Battle of Los Angeles (2011 Video)
7/10
One of The Asylum's best movies
29 March 2011
Warning: Spoilers
Although it's clearly The Asylum's take on the mega-budgeted studio movie BATTLE: LOS ANGELES (playing at my local multi-plex as I type these words), BATTLE OF LOS ANGELES' primary template is actually INDEPENDENCE DAY (1996): within the first four minutes of the film, a two mile-wide circular spacecraft has descended out of the heavens to hover menacingly above LA's skyscrapers, proceeded to devastate the city with an expanding burst of energy, then disgorged waves of saucer-shaped fighters that attack all of the military bases nearby. However, the movie that BATTLE OF LOS ANGELES most reminds me of is Neil Marshall's DOOMSDAY (2007). Just as that film was packed full of homages to the various genre movies that Marshall grew up watching during the Eighties, so director/scriptwriter Mark Atkins' BATTLE OF LOS ANGELES contains numerous references to sci-fi films produced up until the late Nineties. There are nods towards WAR OF THE WORLDS (1953), TERMINATOR 2: JUDGMENT DAY, SCREAMERS, MEN IN BLACK and even STAR WARS EPISODE IV: A NEW HOPE.

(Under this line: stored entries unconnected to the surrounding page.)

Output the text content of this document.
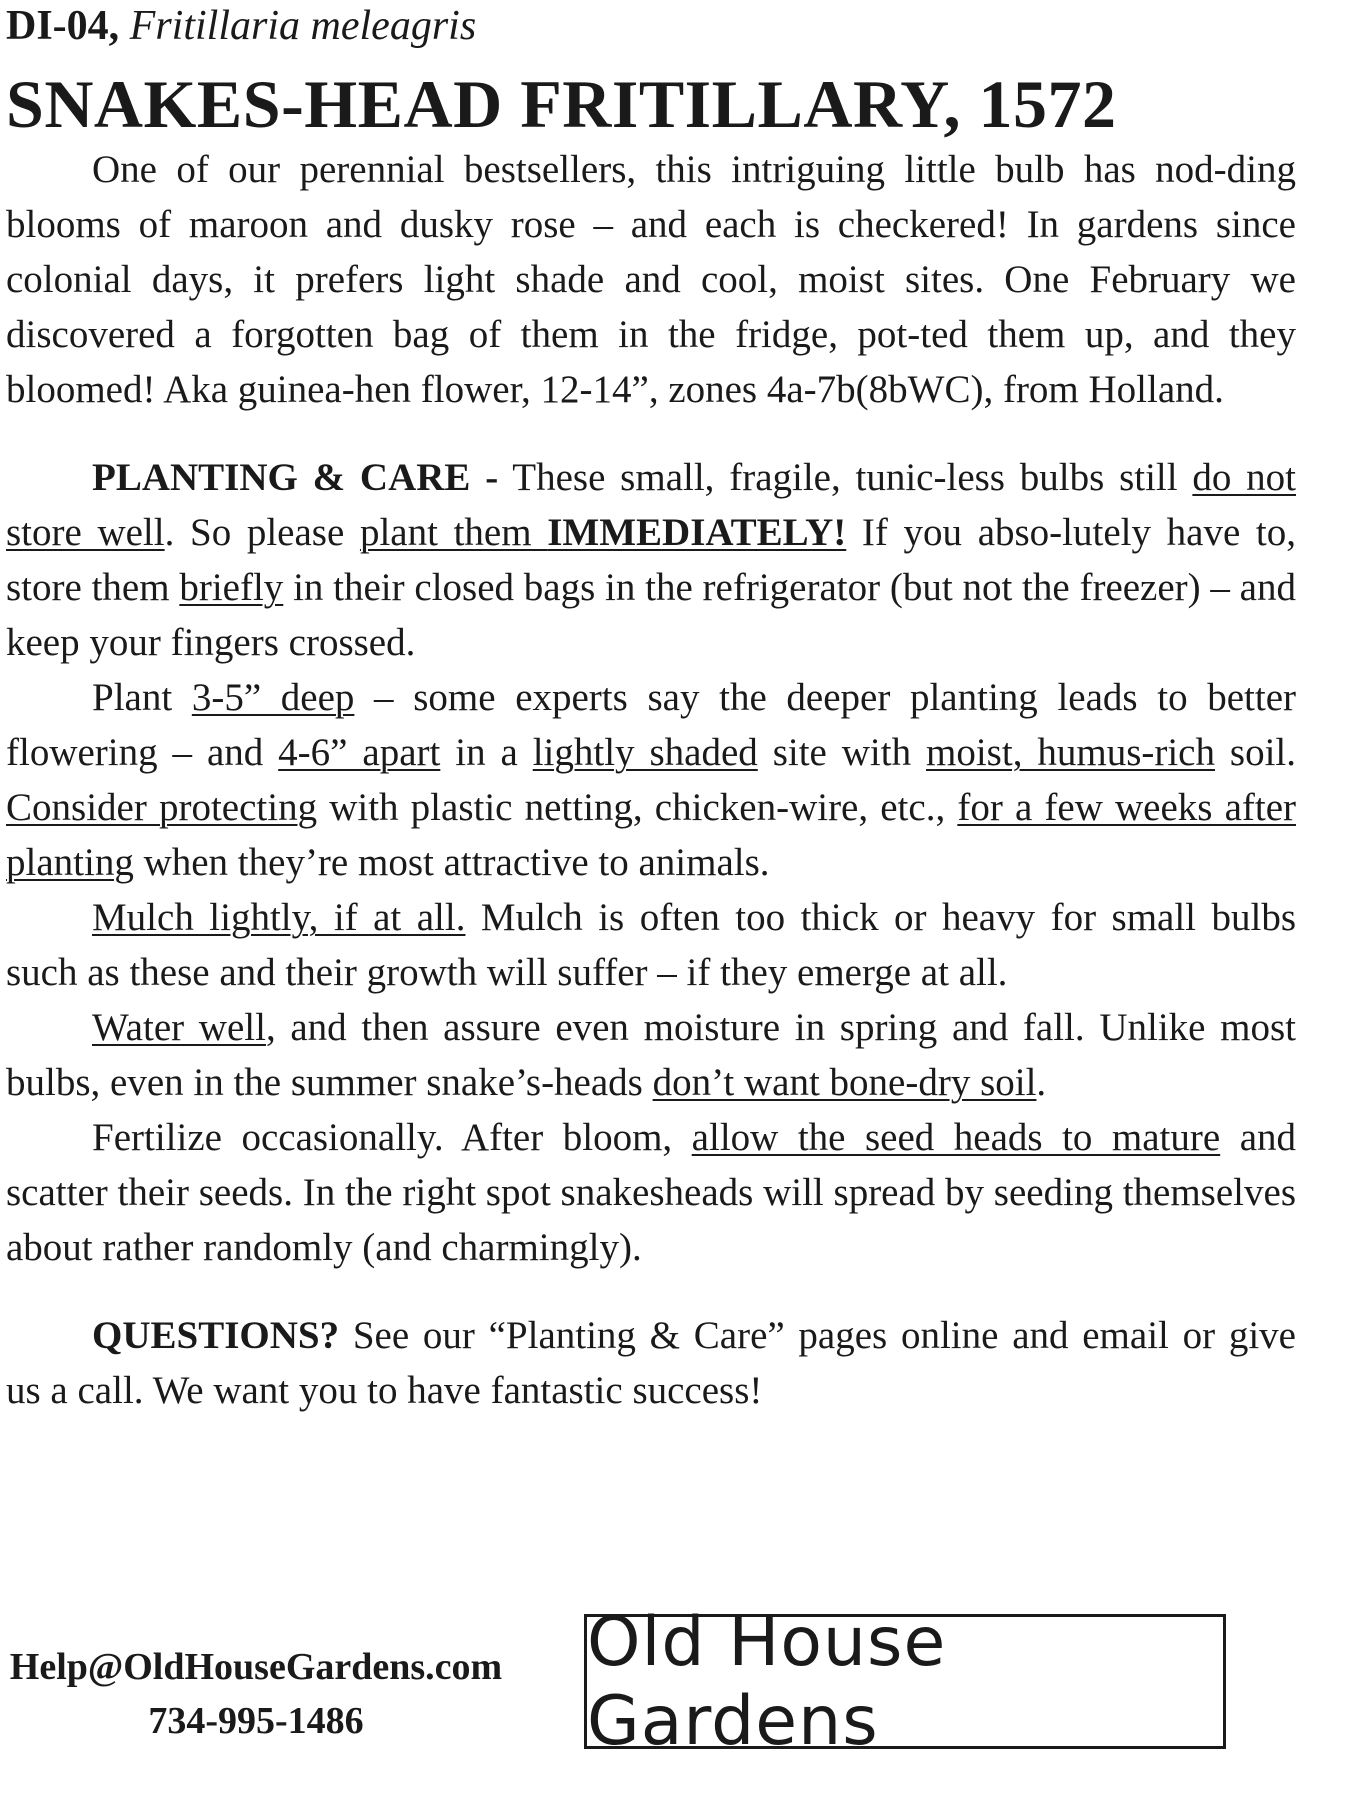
DI-04, Fritillaria meleagris
SNAKES-HEAD FRITILLARY, 1572

One of our perennial bestsellers, this intriguing little bulb has nod-ding blooms of maroon and dusky rose – and each is checkered! In gardens since colonial days, it prefers light shade and cool, moist sites. One February we discovered a forgotten bag of them in the fridge, pot-ted them up, and they bloomed! Aka guinea-hen flower, 12-14”, zones 4a-7b(8bWC), from Holland.

PLANTING & CARE - These small, fragile, tunic-less bulbs still do not store well. So please plant them IMMEDIATELY! If you abso-lutely have to, store them briefly in their closed bags in the refrigerator (but not the freezer) – and keep your fingers crossed.

Plant 3-5” deep – some experts say the deeper planting leads to better flowering – and 4-6” apart in a lightly shaded site with moist, humus-rich soil. Consider protecting with plastic netting, chicken-wire, etc., for a few weeks after planting when they’re most attractive to animals.

Mulch lightly, if at all. Mulch is often too thick or heavy for small bulbs such as these and their growth will suffer – if they emerge at all.

Water well, and then assure even moisture in spring and fall. Unlike most bulbs, even in the summer snake’s-heads don’t want bone-dry soil.

Fertilize occasionally. After bloom, allow the seed heads to mature and scatter their seeds. In the right spot snakesheads will spread by seeding themselves about rather randomly (and charmingly).

QUESTIONS? See our “Planting & Care” pages online and email or give us a call. We want you to have fantastic success!

Help@OldHouseGardens.com
734-995-1486
Old House Gardens
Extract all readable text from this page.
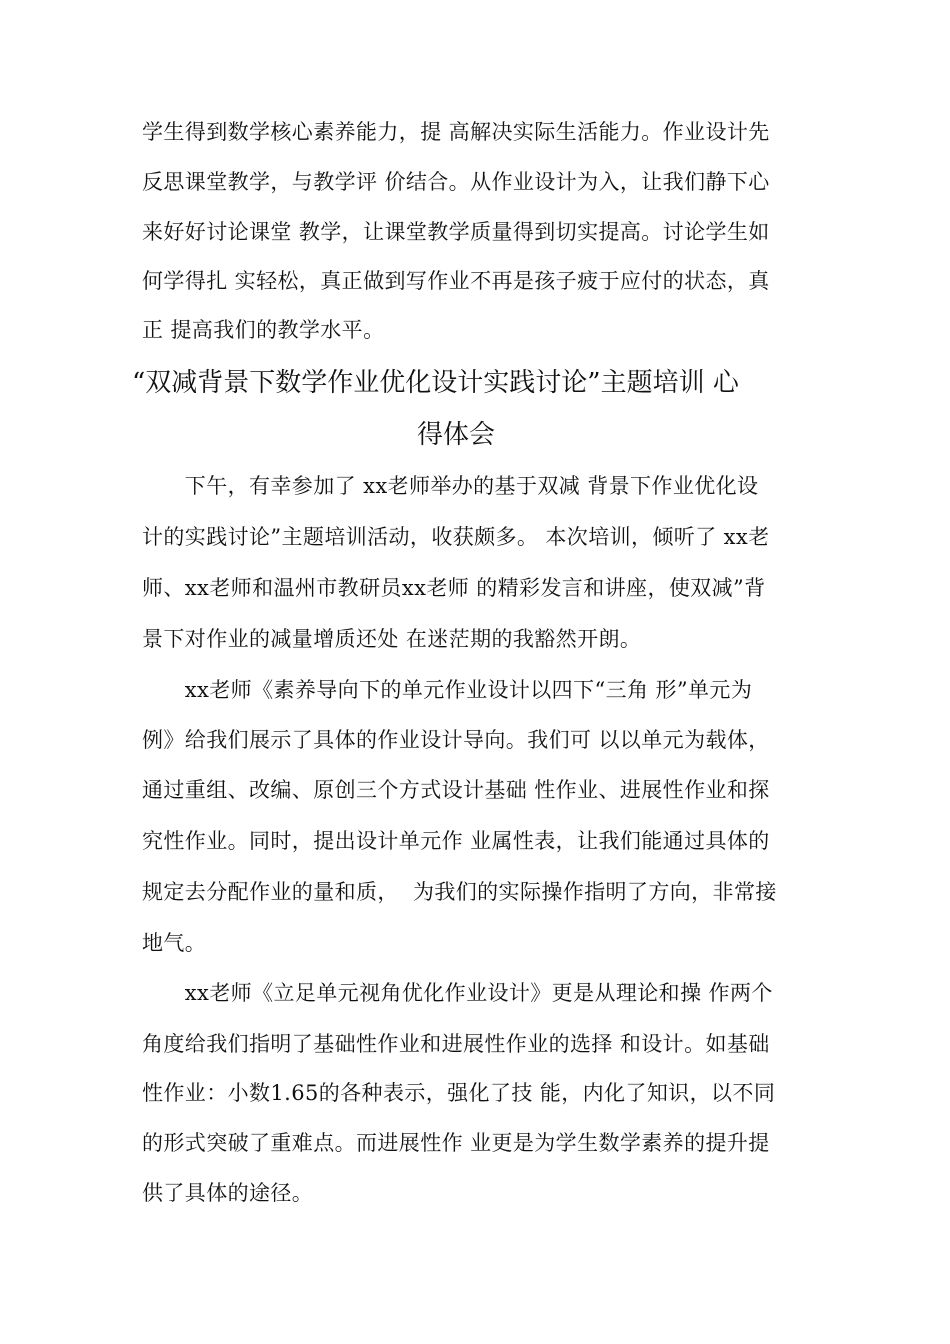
学生得到数学核心素养能力，提 高解决实际生活能力。作业设计先
反思课堂教学，与教学评 价结合。从作业设计为入，让我们静下心
来好好讨论课堂 教学，让课堂教学质量得到切实提高。讨论学生如
何学得扎 实轻松，真正做到写作业不再是孩子疲于应付的状态，真
正 提高我们的教学水平。
“双减背景下数学作业优化设计实践讨论”主题培训 心
得体会
　　下午，有幸参加了 xx老师举办的基于双减 背景下作业优化设
计的实践讨论”主题培训活动，收获颇多。 本次培训，倾听了 xx老
师、xx老师和温州市教研员xx老师 的精彩发言和讲座，使双减”背
景下对作业的减量增质还处 在迷茫期的我豁然开朗。
　　xx老师《素养导向下的单元作业设计以四下“三角 形”单元为
例》给我们展示了具体的作业设计导向。我们可 以以单元为载体，
通过重组、改编、原创三个方式设计基础 性作业、进展性作业和探
究性作业。同时，提出设计单元作 业属性表，让我们能通过具体的
规定去分配作业的量和质，  为我们的实际操作指明了方向，非常接
地气。
　　xx老师《立足单元视角优化作业设计》更是从理论和操 作两个
角度给我们指明了基础性作业和进展性作业的选择 和设计。如基础
性作业：小数1.65的各种表示，强化了技 能，内化了知识，以不同
的形式突破了重难点。而进展性作 业更是为学生数学素养的提升提
供了具体的途径。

In terms of narrative, Atkins piles incident upon incident, resulting in a mad meld of aerial dogfights, immense property damage, mind-controlling foo fighters, alien drones of all shapes & sizes, time-displaced WWII pilots, references to the actual 'Battle of Los Angeles' (a real-life UFO incident that occurred in February 1942), city-wide electrical/magnetic pulses, Majestic 12, shape-shifting robot assassins, vehicles retro-engineered using Roswell technology, journeys at light speed, and a climatic confrontation with a Lovecraftian alien king. It's like watching an entire cliffhanger serial in a single viewing. And just when you think things can't get any more bonkers, Nia Peeples drops in on the action (literally) as a MJ-12 agent clad in a skin-tight blue catsuit, dispatching alien drones with a katana.

The extensive CGI used throughout the film ranges in quality, from being as impressive as you'd expect to see in a bigger-budgeted movie, to decidedly dodgy. But on the whole, it passes muster.

I can't say, in all honesty, that BATTLE OF LOS ANGELES is actually a 'good' film, in the conventional sense. And I'd hesitate before recommending it to anyone else. But speaking for myself, I thought it was an absolute blast and I enjoyed it immensely. It stands alongside MERLIN AND THE WAR OF THE DRAGONS and SHERLOCK HOLMES as one of the best movies produced by The Asylum so far.